The Holocaust is one of the greatest tragedies of not only the Jewish community in Hungary, but of the history of the whole of Hungarian society, Csaba Latorcai, Deputy State Secretary for Priority Social Affairs at the Prime Minister’s Office said at the commemoration held on Thursday in the former Auschwitz death camp.
Mr Latorcai attended the March of the Living held for the 25th time in Oswiecim in South-East-Poland at the head of a Hungarian delegation of 150. The event is organised on the premises of the former Auschwitz Lager, which was operated by the occupying Nazi Germany, on the occasion of the International Holocaust Remembrance Day. On Thursday morning the Hungarian delegation comprised above all of graduating secondary school and university students and the Presidents of the Jewish Heritage in Hungary Public Endowment (MAZSÖK) and the Federation of Jewish Communities in Hungary (MASZIHISZ) conducted a separate commemoration in tribute to the Hungarian victims of the death camp at the Hungarian barrack No. 18 in Auschwitz.
The memory of the Holocaust which is „one of the greatest tragedies of not only the Jewish community in Hungary, but of the history of the whole of Hungarian society” must be kept alive „so that future generations may not commit the same atrocities, in the light of the past, which have happened once before”, Mr Latorcai said. “By fostering this memory, and introducing the history of the Holocaust in an authentic and balanced manner, we may get closer to the goal: atonement for what happened”, the Deputy State Secretary continued. As he pointed out, the refurbishment of synagogues in Hungary and the Carpathian Basin and the renovation of abandoned Jewish burial sites form part of the fostering of memories.
In the afternoon the Hungarian delegation will attend the central commemoration of the March of the Living together with more than 500 other foreign delegations. As part of this, the some eight thousand attendees will cover a three-kilometre walk on one of the routes of the World War II death marches connecting together the Auschwitz I Lager and the Auschwitz-Birkenau extermination camp.

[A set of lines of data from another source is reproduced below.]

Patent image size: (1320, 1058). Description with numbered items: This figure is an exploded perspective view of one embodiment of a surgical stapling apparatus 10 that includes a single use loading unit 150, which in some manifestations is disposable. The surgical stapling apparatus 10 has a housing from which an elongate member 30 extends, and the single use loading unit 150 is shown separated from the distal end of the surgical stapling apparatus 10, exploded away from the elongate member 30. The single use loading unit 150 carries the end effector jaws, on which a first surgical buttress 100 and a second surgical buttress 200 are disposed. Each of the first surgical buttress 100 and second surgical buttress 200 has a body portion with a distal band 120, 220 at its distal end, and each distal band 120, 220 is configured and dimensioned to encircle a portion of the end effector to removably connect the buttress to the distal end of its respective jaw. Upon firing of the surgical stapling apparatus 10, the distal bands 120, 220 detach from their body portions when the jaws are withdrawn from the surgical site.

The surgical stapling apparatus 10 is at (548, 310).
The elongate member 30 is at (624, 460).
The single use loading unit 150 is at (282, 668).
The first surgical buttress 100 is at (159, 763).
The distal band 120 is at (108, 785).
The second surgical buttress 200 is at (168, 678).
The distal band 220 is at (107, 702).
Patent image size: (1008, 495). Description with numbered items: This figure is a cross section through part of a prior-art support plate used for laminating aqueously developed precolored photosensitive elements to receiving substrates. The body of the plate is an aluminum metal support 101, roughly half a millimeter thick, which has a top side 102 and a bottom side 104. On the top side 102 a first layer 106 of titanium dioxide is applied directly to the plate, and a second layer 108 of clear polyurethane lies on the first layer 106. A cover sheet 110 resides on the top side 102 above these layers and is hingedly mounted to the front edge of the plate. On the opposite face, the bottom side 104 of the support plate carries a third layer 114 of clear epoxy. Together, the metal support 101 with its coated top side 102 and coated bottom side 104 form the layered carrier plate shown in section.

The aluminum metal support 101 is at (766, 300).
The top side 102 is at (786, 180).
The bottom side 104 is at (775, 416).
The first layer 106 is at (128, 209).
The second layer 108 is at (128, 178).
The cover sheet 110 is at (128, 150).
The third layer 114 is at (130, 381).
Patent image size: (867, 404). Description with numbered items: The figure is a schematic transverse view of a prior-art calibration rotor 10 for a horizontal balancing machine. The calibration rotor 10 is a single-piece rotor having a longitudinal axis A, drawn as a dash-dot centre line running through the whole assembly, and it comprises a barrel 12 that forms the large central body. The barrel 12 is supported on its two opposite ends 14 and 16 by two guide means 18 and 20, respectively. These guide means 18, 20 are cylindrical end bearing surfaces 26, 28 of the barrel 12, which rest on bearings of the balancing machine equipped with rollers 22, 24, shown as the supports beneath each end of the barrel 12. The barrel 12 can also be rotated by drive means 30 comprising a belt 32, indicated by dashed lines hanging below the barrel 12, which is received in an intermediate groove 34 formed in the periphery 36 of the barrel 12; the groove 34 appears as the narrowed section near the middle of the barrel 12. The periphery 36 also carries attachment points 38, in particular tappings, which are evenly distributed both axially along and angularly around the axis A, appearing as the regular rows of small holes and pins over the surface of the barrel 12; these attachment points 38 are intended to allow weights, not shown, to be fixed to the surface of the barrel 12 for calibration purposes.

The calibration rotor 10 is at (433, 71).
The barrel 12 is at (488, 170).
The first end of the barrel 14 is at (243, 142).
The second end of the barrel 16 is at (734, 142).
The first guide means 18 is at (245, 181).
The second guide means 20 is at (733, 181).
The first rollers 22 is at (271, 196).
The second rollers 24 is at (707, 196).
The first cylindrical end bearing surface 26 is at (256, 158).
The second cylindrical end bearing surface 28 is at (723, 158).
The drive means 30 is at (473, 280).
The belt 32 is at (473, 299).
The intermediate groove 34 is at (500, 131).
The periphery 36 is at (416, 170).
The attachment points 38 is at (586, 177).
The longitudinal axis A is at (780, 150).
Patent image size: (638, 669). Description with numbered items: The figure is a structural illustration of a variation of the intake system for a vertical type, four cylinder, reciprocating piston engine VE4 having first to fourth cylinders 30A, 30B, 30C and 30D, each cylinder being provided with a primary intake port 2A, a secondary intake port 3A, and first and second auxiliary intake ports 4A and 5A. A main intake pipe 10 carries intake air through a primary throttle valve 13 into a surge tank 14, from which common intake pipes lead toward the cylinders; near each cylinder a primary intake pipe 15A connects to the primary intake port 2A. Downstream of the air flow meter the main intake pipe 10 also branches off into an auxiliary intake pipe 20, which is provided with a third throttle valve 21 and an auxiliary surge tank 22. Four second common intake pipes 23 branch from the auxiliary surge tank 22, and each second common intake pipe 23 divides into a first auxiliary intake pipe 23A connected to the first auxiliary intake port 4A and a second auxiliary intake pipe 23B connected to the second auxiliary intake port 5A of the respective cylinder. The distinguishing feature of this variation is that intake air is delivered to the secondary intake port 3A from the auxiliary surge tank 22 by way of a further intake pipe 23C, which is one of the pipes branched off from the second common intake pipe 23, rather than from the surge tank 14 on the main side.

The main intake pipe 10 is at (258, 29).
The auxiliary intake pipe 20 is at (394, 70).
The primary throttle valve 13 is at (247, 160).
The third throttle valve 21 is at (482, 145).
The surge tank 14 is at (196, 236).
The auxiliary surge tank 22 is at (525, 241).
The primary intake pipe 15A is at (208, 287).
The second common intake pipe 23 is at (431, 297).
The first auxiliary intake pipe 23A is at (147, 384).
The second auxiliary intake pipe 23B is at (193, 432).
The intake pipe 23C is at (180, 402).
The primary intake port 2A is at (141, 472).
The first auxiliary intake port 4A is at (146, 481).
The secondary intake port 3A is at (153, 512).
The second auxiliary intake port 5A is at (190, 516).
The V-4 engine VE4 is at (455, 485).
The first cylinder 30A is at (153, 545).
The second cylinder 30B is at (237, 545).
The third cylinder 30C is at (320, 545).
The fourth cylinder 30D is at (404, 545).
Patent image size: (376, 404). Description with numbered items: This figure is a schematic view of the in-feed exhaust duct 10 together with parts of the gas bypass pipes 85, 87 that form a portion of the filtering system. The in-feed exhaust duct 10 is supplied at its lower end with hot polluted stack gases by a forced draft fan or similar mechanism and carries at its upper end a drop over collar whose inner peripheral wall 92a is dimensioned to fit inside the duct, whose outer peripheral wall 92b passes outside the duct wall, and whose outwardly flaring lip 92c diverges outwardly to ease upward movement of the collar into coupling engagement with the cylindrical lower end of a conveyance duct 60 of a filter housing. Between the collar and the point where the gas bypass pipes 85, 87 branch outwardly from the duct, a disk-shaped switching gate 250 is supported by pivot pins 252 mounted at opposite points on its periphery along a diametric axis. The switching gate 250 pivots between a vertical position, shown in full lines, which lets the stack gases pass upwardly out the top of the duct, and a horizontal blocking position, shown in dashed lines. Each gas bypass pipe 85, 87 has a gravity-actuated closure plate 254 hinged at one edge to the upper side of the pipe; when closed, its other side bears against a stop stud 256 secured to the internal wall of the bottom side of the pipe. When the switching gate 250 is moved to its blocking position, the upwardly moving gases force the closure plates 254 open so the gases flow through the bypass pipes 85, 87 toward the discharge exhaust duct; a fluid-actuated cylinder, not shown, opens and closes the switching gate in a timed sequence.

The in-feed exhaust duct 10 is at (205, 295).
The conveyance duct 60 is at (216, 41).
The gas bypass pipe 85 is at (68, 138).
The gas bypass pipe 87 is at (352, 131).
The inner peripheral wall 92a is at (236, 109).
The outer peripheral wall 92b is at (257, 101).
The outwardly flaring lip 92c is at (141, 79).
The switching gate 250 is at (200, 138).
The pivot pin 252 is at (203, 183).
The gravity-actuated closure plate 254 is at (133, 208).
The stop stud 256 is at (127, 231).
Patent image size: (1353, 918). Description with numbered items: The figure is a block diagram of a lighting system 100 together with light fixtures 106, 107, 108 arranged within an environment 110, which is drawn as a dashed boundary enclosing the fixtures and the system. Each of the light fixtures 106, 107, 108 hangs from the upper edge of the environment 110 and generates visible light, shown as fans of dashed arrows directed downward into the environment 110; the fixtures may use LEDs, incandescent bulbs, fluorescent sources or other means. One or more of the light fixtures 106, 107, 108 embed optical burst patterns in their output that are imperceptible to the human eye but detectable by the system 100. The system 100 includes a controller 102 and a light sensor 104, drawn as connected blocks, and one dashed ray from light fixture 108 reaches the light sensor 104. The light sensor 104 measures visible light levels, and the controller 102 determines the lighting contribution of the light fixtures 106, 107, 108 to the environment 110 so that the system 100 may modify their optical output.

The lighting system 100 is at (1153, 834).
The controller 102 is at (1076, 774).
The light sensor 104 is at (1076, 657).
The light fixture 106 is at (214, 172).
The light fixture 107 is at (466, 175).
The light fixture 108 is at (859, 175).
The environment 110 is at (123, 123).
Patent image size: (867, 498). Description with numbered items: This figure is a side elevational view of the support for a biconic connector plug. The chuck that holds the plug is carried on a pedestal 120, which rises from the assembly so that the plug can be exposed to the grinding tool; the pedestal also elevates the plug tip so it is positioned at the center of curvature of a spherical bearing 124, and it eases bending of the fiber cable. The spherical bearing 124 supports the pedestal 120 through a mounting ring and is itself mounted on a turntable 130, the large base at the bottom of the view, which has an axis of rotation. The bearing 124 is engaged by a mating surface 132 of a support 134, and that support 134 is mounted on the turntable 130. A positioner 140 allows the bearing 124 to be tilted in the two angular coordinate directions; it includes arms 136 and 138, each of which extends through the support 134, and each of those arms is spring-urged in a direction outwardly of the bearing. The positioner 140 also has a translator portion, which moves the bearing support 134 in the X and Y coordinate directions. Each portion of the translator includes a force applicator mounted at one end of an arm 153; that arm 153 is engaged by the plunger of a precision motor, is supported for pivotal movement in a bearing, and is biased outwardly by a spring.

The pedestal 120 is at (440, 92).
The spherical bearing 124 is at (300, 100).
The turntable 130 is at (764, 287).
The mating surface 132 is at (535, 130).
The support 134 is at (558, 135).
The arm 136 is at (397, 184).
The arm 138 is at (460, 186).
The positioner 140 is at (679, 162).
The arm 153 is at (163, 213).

The March of the Living, which forms part of an international educational programme initiated in 1988, is organised on the international Holocaust remembrance day first celebrated in 1951. It was initially held every two years, and has been an annual event since 1996.
Nazi Germany originally established the Auschwitz (Oswiecim) concentration camp for Polish prisoners in 1940. The nearby Birkenau (Brzezinka) lager was set up two years later, and in addition to a number of other camps operated in the territory of occupied Poland, it became the principal site of the extermination of the Jews.
Experts of the Auschwitz museum estimate the number of deportees banished to the camp complex to be around 1.3 million, 1.1 million of whom were Jews, but there were many Polish, Roma and Soviet prisoners of war as well. More than 430,000 Hungarian Jews were deported to the camp: they constituted the most populous group of Jews. According to the data of the Auschwitz museum, 325,000-330,000 of them were killed in gas chambers immediately after their arrival, and some 25,000 perished during the course of later selections. The number of people who were killed or perished in the death camp was minimum 1.1 million.